A portion of a retractable dam stuck in the down position at Erie Canal Lock 9 in Glenville shouldn’t block the flow of ice if it starts raining during a warming trend this weekend, according to the state Canal Corp.
“The Canal Corporation will continue to monitor conditions at Lock E-9 and throughout our system,” Canal Corp. spokesman Shane Mahar said in an email Friday.
The National Weather Service issued a flood watch from this afternoon through Sunday afternoon.

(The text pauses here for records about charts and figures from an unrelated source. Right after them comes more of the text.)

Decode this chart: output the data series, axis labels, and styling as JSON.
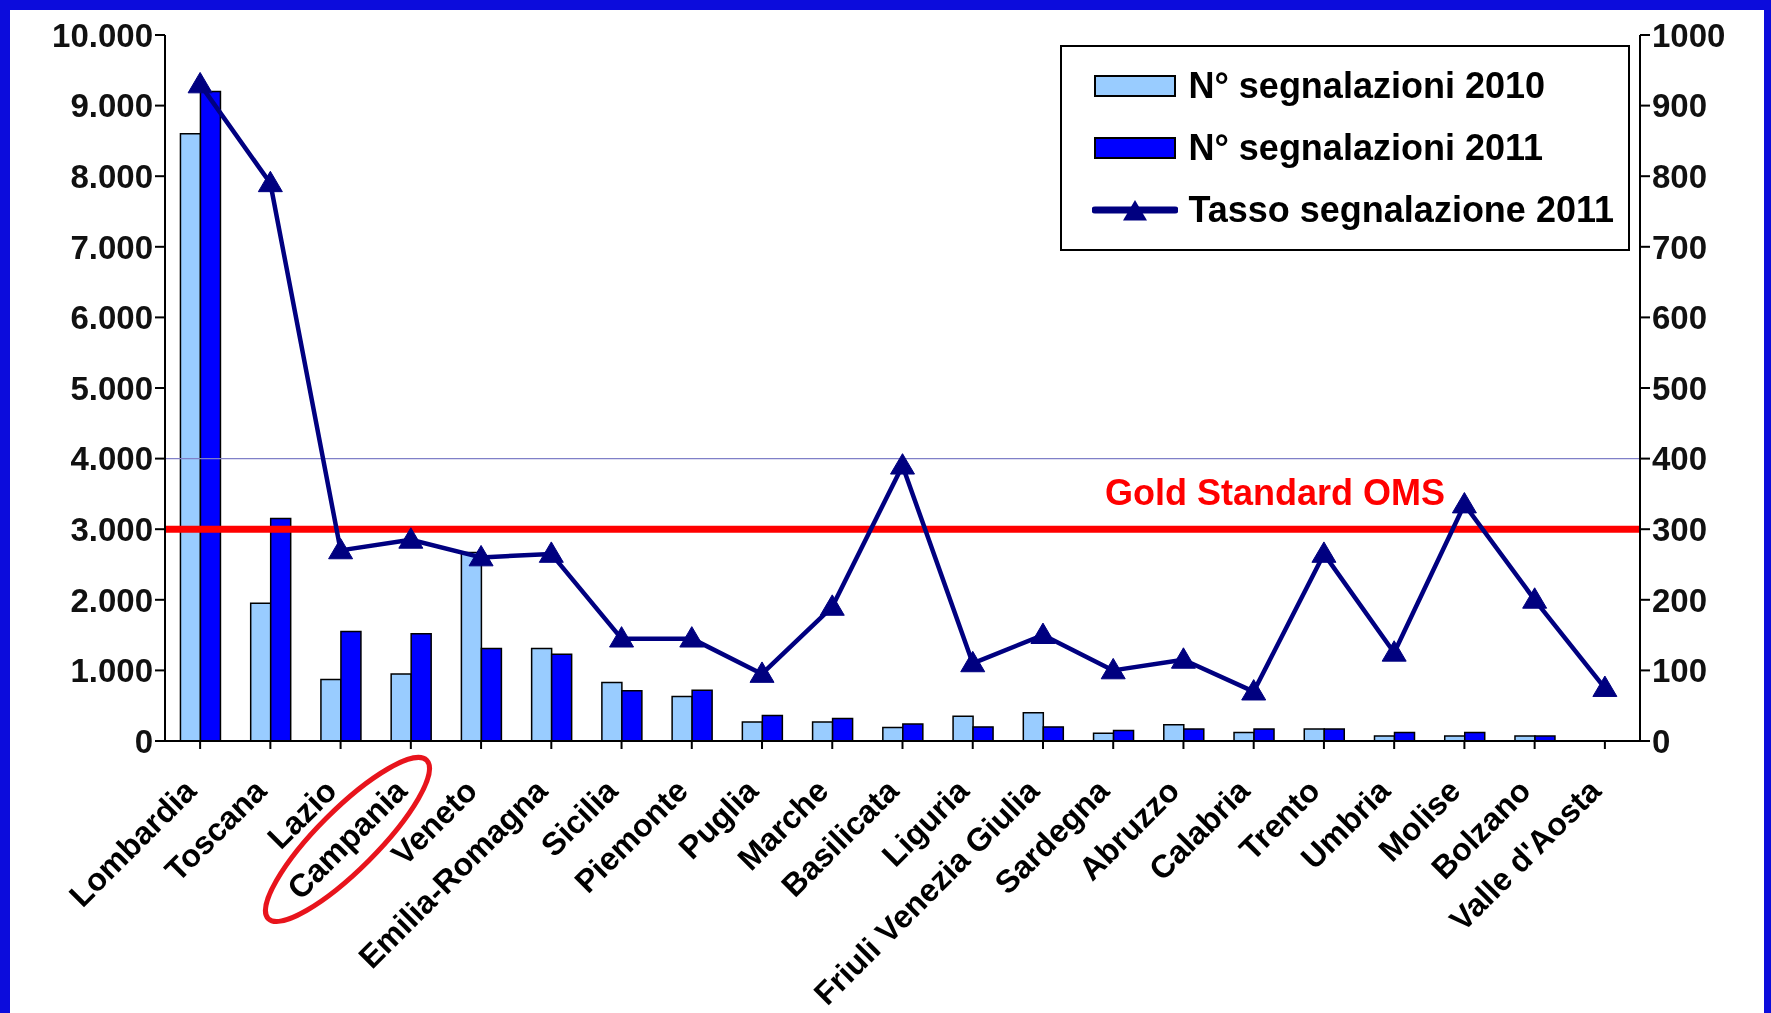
{
  "chart_data": {
    "type": "bar",
    "categories": [
      "Lombardia",
      "Toscana",
      "Lazio",
      "Campania",
      "Veneto",
      "Emilia-Romagna",
      "Sicilia",
      "Piemonte",
      "Puglia",
      "Marche",
      "Basilicata",
      "Liguria",
      "Friuli Venezia Giulia",
      "Sardegna",
      "Abruzzo",
      "Calabria",
      "Trento",
      "Umbria",
      "Molise",
      "Bolzano",
      "Valle d'Aosta"
    ],
    "series": [
      {
        "name": "N° segnalazioni 2010",
        "color": "#99ccff",
        "values": [
          8600,
          1950,
          870,
          950,
          2670,
          1310,
          830,
          630,
          270,
          270,
          190,
          350,
          400,
          110,
          230,
          120,
          170,
          70,
          70,
          70,
          null
        ]
      },
      {
        "name": "N° segnalazioni 2011",
        "color": "#0000ff",
        "values": [
          9200,
          3150,
          1550,
          1520,
          1310,
          1230,
          710,
          720,
          360,
          320,
          240,
          200,
          200,
          150,
          170,
          170,
          170,
          120,
          120,
          70,
          null
        ]
      },
      {
        "name": "Tasso segnalazione 2011",
        "type": "line",
        "axis": "y2",
        "color": "#000080",
        "marker": "triangle",
        "line_style": "solid",
        "values": [
          930,
          790,
          270,
          285,
          260,
          265,
          145,
          145,
          95,
          190,
          390,
          110,
          150,
          100,
          115,
          70,
          265,
          125,
          335,
          200,
          75
        ]
      }
    ],
    "ylim": [
      0,
      10000
    ],
    "yticks": [
      0,
      {
        "value": 1000,
        "label": "1.000"
      },
      {
        "value": 2000,
        "label": "2.000"
      },
      {
        "value": 3000,
        "label": "3.000"
      },
      {
        "value": 4000,
        "label": "4.000"
      },
      {
        "value": 5000,
        "label": "5.000"
      },
      {
        "value": 6000,
        "label": "6.000"
      },
      {
        "value": 7000,
        "label": "7.000"
      },
      {
        "value": 8000,
        "label": "8.000"
      },
      {
        "value": 9000,
        "label": "9.000"
      },
      {
        "value": 10000,
        "label": "10.000"
      }
    ],
    "y2lim": [
      0,
      1000
    ],
    "y2ticks": [
      0,
      100,
      200,
      300,
      400,
      500,
      600,
      700,
      800,
      900,
      1000
    ],
    "ref_lines": [
      {
        "axis": "y2",
        "value": 300,
        "label": "Gold Standard OMS",
        "color": "#ff0000"
      },
      {
        "axis": "y",
        "value": 4000,
        "color": "#8080c8"
      }
    ],
    "legend": "top right"
  }
}
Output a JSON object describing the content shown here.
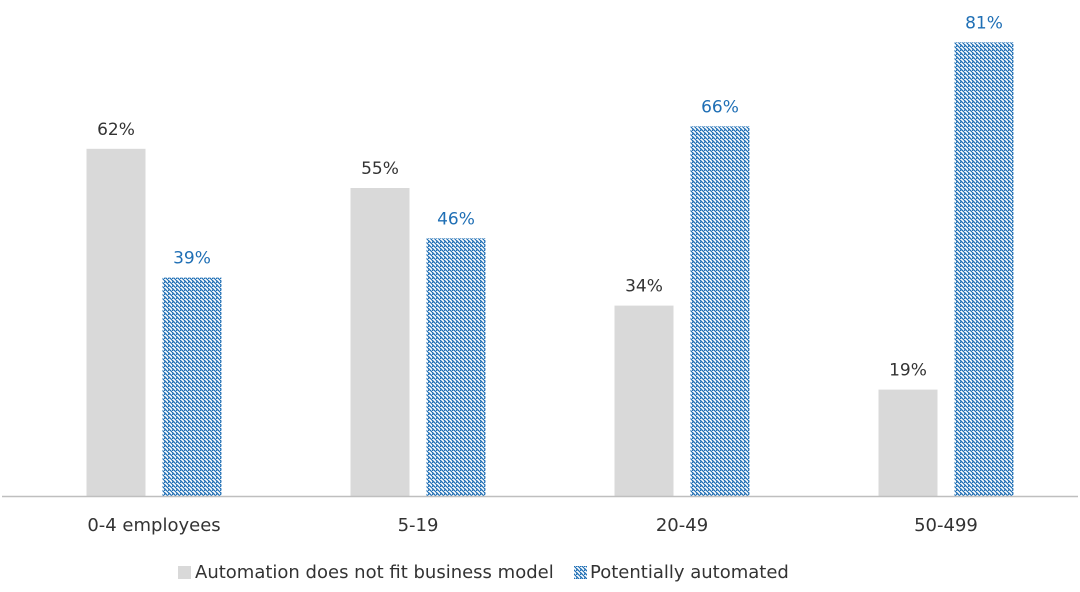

Moderate to heavy rain is expected while temperatures spike above 40 degrees and as high as the low 50s.
Rainfall amounts are expected to range from as much as an inch in the Capital Region and to the north and west to as much as 2 inches to the south and east.
The makeup of the unique dams, built in the early 1900s, enables the Canal Corp. to pull them out of the water during the winter to allow for normal flow in the Mohawk River.
They are made up of 2-foot-wide “uprights” which are raised and lowered using chains hooked to them. Once lowered into “shoes” at the river’s floor, two large rectangular “pans” of steel slide along the uprights as they are lowered into
position during the summer to maintain reservoirs suitable for navigation.
The Canal Corp. lifted the retractable dams out of the water by late December, but crews had to wait to retract the Lock 9 dam because contractors needed water to hold up barges working on Lock 10 in Cranesville to the west.
Further prolonging the Lock 9 retractable dam’s removal was an ongoing bridge-painting project being coordinated by the state Department of Transportation.
When crews began to lift the uprights and dams at Lock 9, the chains that connect to two upright structures snapped, leaving the Canal Corp. unable to move them.
Contractors could refit the chains and get them working, but they’d have to go into the frigid river that’s flowing beneath more than a foot of ice, a life-risking process.
So for now, the Canal Corp. has to wait until conditions improve enough for somebody to make the repairs.
With two uprights immobile, ice in the river could get caught. But the river at Lock 9, which includes a bridge carrying state Route 103, is about 300 feet wide, so engineers are not expecting the situation to impede the flow of ice.